Não se pode esquecer também de alguns personagens coadjuvantes, principalmente os pais de Jeremias. O inconformismo do pai não se trata de raiva devido aos problemas do filho, mas uma questão geracional que ele passou e vê seu filho em uma estrutura social muito parecida, o que faz entender a explosão de nervos e como a embalagem do preconceito pode mudar, mas não o seu conteúdo. O mesmo se pode dizer da mãe e o seu relato sobre sua infância e seus cabelos e como ela passou por um processo de aceitação para ter o visual dos dias de hoje.
Enfim, uma HQ sensacional, de uma importância tremenda para os nossos dias e que certamente, tendo em vista o alcance de Maurício de Sousa, fará um belo trabalho educacional desde a mais tenra idade até os mais marmanjos.

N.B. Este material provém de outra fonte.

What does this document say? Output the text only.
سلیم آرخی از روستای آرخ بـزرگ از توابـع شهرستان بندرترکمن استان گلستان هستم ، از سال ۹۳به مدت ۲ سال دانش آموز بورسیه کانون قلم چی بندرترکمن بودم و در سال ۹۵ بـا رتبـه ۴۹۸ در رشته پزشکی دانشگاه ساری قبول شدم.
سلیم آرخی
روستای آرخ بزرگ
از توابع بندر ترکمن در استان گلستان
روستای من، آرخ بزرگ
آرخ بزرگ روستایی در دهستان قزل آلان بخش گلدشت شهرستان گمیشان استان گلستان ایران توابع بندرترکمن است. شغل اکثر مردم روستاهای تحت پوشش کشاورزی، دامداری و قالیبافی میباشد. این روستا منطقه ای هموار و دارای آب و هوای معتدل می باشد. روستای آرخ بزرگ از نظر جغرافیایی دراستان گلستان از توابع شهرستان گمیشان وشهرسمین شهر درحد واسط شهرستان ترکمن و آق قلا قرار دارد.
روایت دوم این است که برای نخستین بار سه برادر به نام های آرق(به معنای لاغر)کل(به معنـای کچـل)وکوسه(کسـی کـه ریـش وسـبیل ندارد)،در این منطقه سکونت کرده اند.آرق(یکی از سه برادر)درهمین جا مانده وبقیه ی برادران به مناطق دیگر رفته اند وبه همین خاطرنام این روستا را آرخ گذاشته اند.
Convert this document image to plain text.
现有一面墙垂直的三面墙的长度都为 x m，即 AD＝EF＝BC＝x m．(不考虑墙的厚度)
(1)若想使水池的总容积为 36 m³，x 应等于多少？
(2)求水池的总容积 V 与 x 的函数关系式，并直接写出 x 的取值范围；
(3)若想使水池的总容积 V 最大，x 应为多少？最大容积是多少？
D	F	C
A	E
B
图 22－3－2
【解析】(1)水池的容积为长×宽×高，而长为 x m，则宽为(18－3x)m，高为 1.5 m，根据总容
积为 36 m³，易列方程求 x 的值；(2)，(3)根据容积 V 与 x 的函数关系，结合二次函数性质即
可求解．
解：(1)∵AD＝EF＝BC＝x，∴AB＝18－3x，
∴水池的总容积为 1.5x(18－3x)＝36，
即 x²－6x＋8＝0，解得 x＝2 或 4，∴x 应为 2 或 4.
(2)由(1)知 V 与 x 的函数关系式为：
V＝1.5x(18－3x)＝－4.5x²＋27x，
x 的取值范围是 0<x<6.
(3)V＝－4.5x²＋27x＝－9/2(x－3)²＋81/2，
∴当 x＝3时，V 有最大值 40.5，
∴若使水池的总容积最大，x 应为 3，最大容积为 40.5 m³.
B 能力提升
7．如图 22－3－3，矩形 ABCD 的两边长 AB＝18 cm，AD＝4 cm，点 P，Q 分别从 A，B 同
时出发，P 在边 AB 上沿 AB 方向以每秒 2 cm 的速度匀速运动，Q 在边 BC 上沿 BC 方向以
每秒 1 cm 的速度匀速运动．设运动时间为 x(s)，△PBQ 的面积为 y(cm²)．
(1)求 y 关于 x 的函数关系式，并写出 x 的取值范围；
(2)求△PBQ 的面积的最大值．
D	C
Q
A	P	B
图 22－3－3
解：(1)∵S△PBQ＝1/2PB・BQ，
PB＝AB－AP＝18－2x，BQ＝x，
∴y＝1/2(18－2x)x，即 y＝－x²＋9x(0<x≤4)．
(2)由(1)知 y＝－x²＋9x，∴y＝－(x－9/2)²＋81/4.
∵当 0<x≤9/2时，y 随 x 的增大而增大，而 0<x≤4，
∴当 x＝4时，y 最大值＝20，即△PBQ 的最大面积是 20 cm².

Destaque para o trabalho de arte de Costa, que possui um traço dinâmico, e utiliza as cores em prol da narrativa, além de diversas referências espalhadas ao universo da Turma da Mônica, e claro, ao movimento negro. O álbum ainda conta com um belo texto de quarta capa do rapper Emicida. Como dito anteriormente, Jeremias – Pele transcende a própria mídia e vai além pela crítica e pelo posicionamento. Aliás, deve-se louvar uma leva de artistas e quadrinhos nacionais que tratam de questões sociais e realizam uma justa e necessária crítica ao nosso contexto atual.
Compre: Jeremias – Pele.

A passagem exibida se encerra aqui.